Babies that would have died even a decade ago now live, but it has become a delicate balance for parents to decide when to let go and when critical care should begin.
Leo carter arrived five weeks too soon. His mother, Ashley Carter, says there is no explanation why. What they do know, is Leo needs help to survive. "His lungs are under-developed and he's had problems with jaundice and the suck, swallow, breath combination isn't quiet developed."
Ashley wonders if there was something she did that caused Leo to arrive early. "Why did this happen, was I being healthy enough, was I doing everything that I should have done to give him a fair shot."
Intermountain Neonatologist, Dr. Susan Wiedmeier is one of the doctors who working to give these babies a chance at a healthy life. She says guilt is a trait all mothers share, and while there are risk factors, such as smoking and alcohol use, many times there is no predictor. "It isn't anything you did.

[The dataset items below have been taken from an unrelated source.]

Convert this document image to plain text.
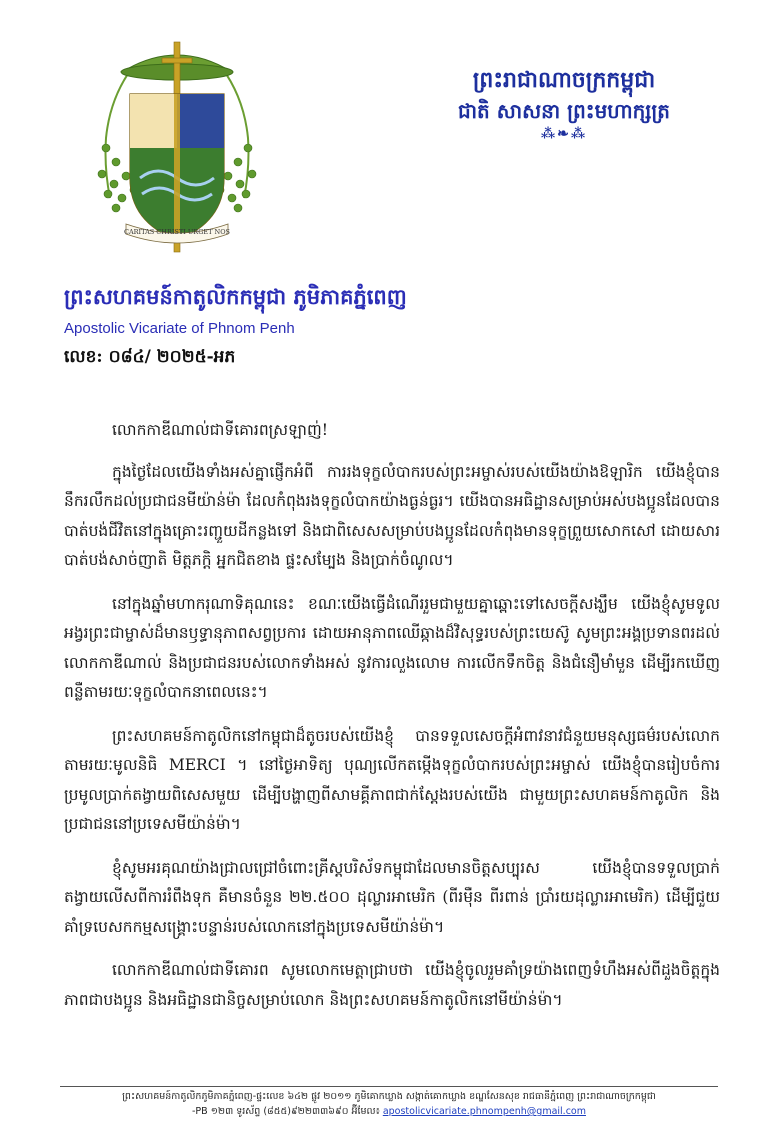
CARITAS CHRISTI URGET NOS
ព្រះរាជាណាចក្រកម្ពុជា
ជាតិ សាសនា ព្រះមហាក្សត្រ
⁂❧⁂
ព្រះសហគមន៍កាតូលិកកម្ពុជា ភូមិភាគភ្នំពេញ
Apostolic Vicariate of Phnom Penh
លេខ: ០៨៤/ ២០២៥-អភ

លោកកាឌីណាល់ជាទីគោរពស្រឡាញ់!

ក្នុងថ្ងៃដែលយើងទាំងអស់គ្នាផ្ញើកអំពី ការរងទុក្ខលំបាករបស់ព្រះអម្ចាស់របស់យើងយ៉ាងឱឡារិក យើងខ្ញុំបាននឹករលឹកដល់ប្រជាជនមីយ៉ាន់ម៉ា ដែលកំពុងរងទុក្ខលំបាកយ៉ាងធ្ងន់ធ្ងរ។ យើងបានអធិដ្ឋានសម្រាប់អស់បងប្អូនដែលបានបាត់បង់ជីវិតនៅក្នុងគ្រោះរញ្ជួយដីកន្លងទៅ និងជាពិសេសសម្រាប់បងប្អូនដែលកំពុងមានទុក្ខព្រួយសោកសៅ ដោយសារបាត់បង់សាច់ញាតិ មិត្តភក្តិ អ្នកជិតខាង ផ្ទះសម្បែង និងប្រាក់ចំណូល។

នៅក្នុងឆ្នាំមហាករុណាទិគុណនេះ ខណៈយើងធ្វើដំណើររួមជាមួយគ្នាឆ្ពោះទៅសេចក្តីសង្ឃឹម យើងខ្ញុំសូមទូលអង្វរព្រះជាម្ចាស់ដ៏មានឫទ្ធានុភាពសព្វប្រការ ដោយអានុភាពឈើឆ្កាងដ៏វិសុទ្ធរបស់ព្រះយេស៊ូ សូមព្រះអង្គប្រទានពរដល់លោកកាឌីណាល់ និងប្រជាជនរបស់លោកទាំងអស់ នូវការលួងលោម ការលើកទឹកចិត្ត និងជំនឿមាំមួន ដើម្បីរកឃើញពន្លឺតាមរយៈទុក្ខលំបាកនាពេលនេះ។

ព្រះសហគមន៍កាតូលិកនៅកម្ពុជាដ៏តូចរបស់យើងខ្ញុំ បានទទួលសេចក្តីអំពាវនាវជំនួយមនុស្សធម៌របស់លោក តាមរយៈមូលនិធិ MERCI ។ នៅថ្ងៃអាទិត្យ បុណ្យលើកតម្កើងទុក្ខលំបាករបស់ព្រះអម្ចាស់ យើងខ្ញុំបានរៀបចំការប្រមូលប្រាក់តង្វាយពិសេសមួយ ដើម្បីបង្ហាញពីសាមគ្គីភាពជាក់ស្តែងរបស់យើង ជាមួយព្រះសហគមន៍កាតូលិក និងប្រជាជននៅប្រទេសមីយ៉ាន់ម៉ា។

ខ្ញុំសូមអរគុណយ៉ាងជ្រាលជ្រៅចំពោះគ្រីស្តបរិស័ទកម្ពុជាដែលមានចិត្តសប្បុរស យើងខ្ញុំបានទទួលប្រាក់តង្វាយលើសពីការរំពឹងទុក គឺមានចំនួន ២២.៥០០ ដុល្លារអាមេរិក (ពីរម៉ឺន ពីរពាន់ ប្រាំរយដុល្លារអាមេរិក) ដើម្បីជួយគាំទ្របេសកកម្មសង្គ្រោះបន្ទាន់របស់លោកនៅក្នុងប្រទេសមីយ៉ាន់ម៉ា។

លោកកាឌីណាល់ជាទីគោរព សូមលោកមេត្តាជ្រាបថា យើងខ្ញុំចូលរួមគាំទ្រយ៉ាងពេញទំហឹងអស់ពីដួងចិត្តក្នុងភាពជាបងប្អូន និងអធិដ្ឋានជានិច្ចសម្រាប់លោក និងព្រះសហគមន៍កាតូលិកនៅមីយ៉ាន់ម៉ា។

ព្រះសហគមន៍កាតូលិកភូមិភាគភ្នំពេញ-ផ្ទះលេខ ៦៤២ ផ្លូវ ២០១១ ភូមិគោកឃ្លាង សង្កាត់គោកឃ្លាង ខណ្ឌសែនសុខ រាជធានីភ្នំពេញ ព្រះរាជាណាចក្រកម្ពុជា
-PB ១២៣ ទូរស័ព្ទ (៨៥៥)៩២២៣៣៦៩០ អ៊ីមែល៖ apostolicvicariate.phnompenh@gmail.com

You can't explain why it happened, but it's not related to diet or other environmental things.”
Leo is one of the more robust babies in NICU. He weighed in at 6lbs 7 ounces at birth. But, Dr. Wiedmeier says even healthy looking babies can have serious complications when born early. “Most of them are not making the soapy kind of filmy substance that line their lung tubes that their airway collapse."

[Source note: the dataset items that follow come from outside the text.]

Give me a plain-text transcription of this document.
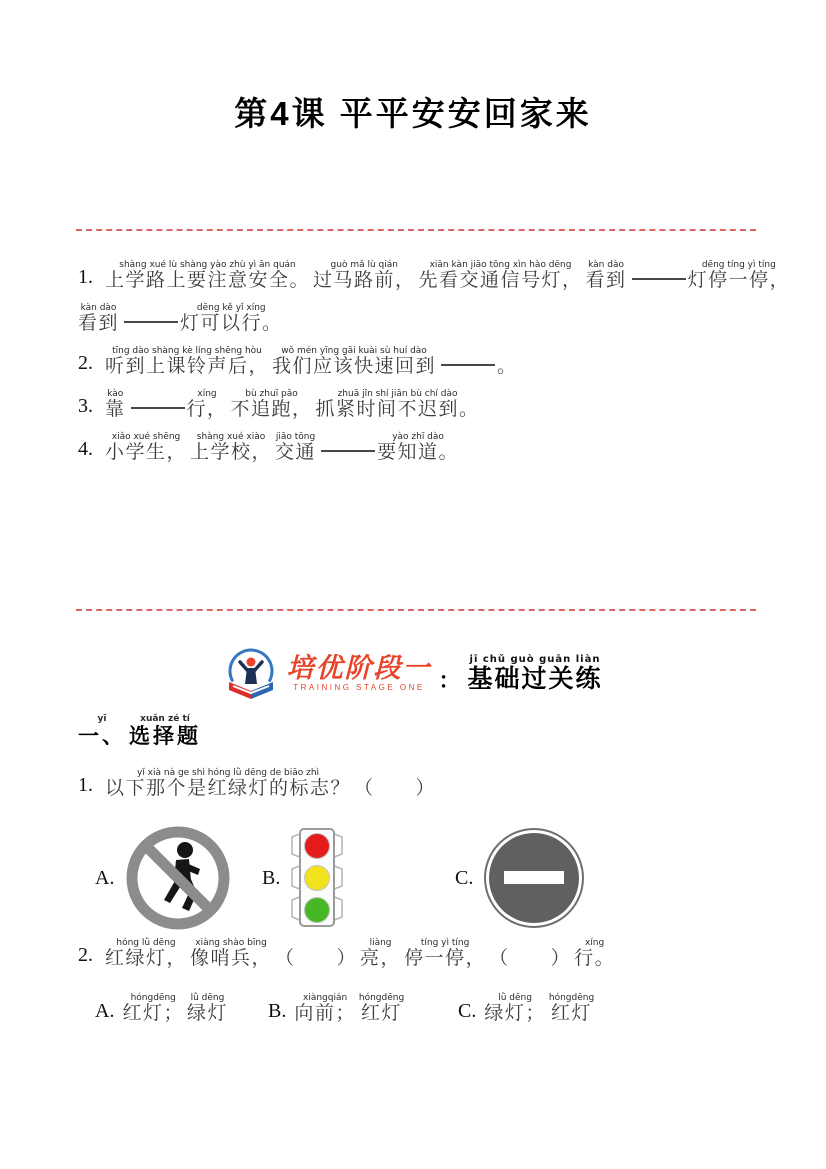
第4课 平平安安回家来
1. 上学路上要注意安全。shàng xué lù shàng yào zhù yì ān quán过马路前，guò mǎ lù qián先看交通信号灯，xiān kàn jiāo tōng xìn hào dēng看到kàn dào灯停一停，dēng tíng yì tíng
看到kàn dào灯可以行。dēng kě yǐ xíng
2. 听到上课铃声后，tīng dào shàng kè líng shēng hòu我们应该快速回到wǒ mén yīng gāi kuài sù huí dào。
3. 靠kào行，xíng不追跑，bù zhuī pǎo抓紧时间不迟到。zhuā jǐn shí jiān bù chí dào
4. 小学生，xiǎo xué shēng上学校，shàng xué xiào交通jiāo tōng要知道。yào zhī dào
培优阶段一
TRAINING STAGE ONE ：
jī chǔ guò guān liàn
基础过关练
一、yī选择题xuǎn zé tí
1. 以下那个是红绿灯的标志？yǐ xià nà ge shì hóng lǜ dēng de biāo zhì（　　）
A.	B.	C.
2. 红绿灯，hóng lǜ dēng像哨兵，xiàng shào bīng（　　） 亮，liàng停一停，tíng yì tíng（　　） 行。xíng
A. 红灯；hóngdēng
绿灯lǜ dēng
B. 向前；xiàngqián
红灯hóngdēng
C. 绿灯；lǜ dēng
红灯hóngdēng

The invention of ventilators saves babies who are born too soon, and so does medication now available to quickly mature a baby's lungs before birth. A full term baby is born at 40 weeks. If it appears a mother will deliver before then, they are often given steroids to help quickly develop their baby's lungs.
Intermountain nurse, Stacie Fowler says she’s seen the difference it can make in her thirteen years as a NICU nurse. "Some of these babies when I first started, we knew 28-32 we're going to be on a ventilator now some of them come out and are on room air or just a little bit of oxygen."
Dr. Wiedmeier says giving breath to life is the greatest advance, but there are others. "We always think about the lung disease that premature babies have and supporting them from a respiratory standpoint but they can have incredible fluid losses through their skin"
New high tech incubators prevent that, with constant humidity between sixty to eighty percent. But all of this medical technology has led to new questions... at what stage can infants not only survive but also live.
Babies born as young as 22 weeks can be kept alive at birth, but doctors say in time, fifty percent will die. Of those that remain 80 percent will have challenges. Dr. Wiedmeier says parents are given the choice but told about the risks. ”The four major neurological problems are blindness, deafness, cerebral palsy and mental retardation."
But, if babies are in the womb for 28 weeks or more, there is nearly a 100 percent rate of survival with few problems. Leo was born at 34 weeks. Jake carter, Leo’s father says is in awe of the NICU team and the technology. "It is absolutely amazing what they can do."
Two weeks later after ABC 4’s 48 hours in NICU, Leo carter was able to go home with his family. He is still on oxygen and a monitor that makes sure he is breathing properly. Jake and Ashley say he's getting stronger everyday.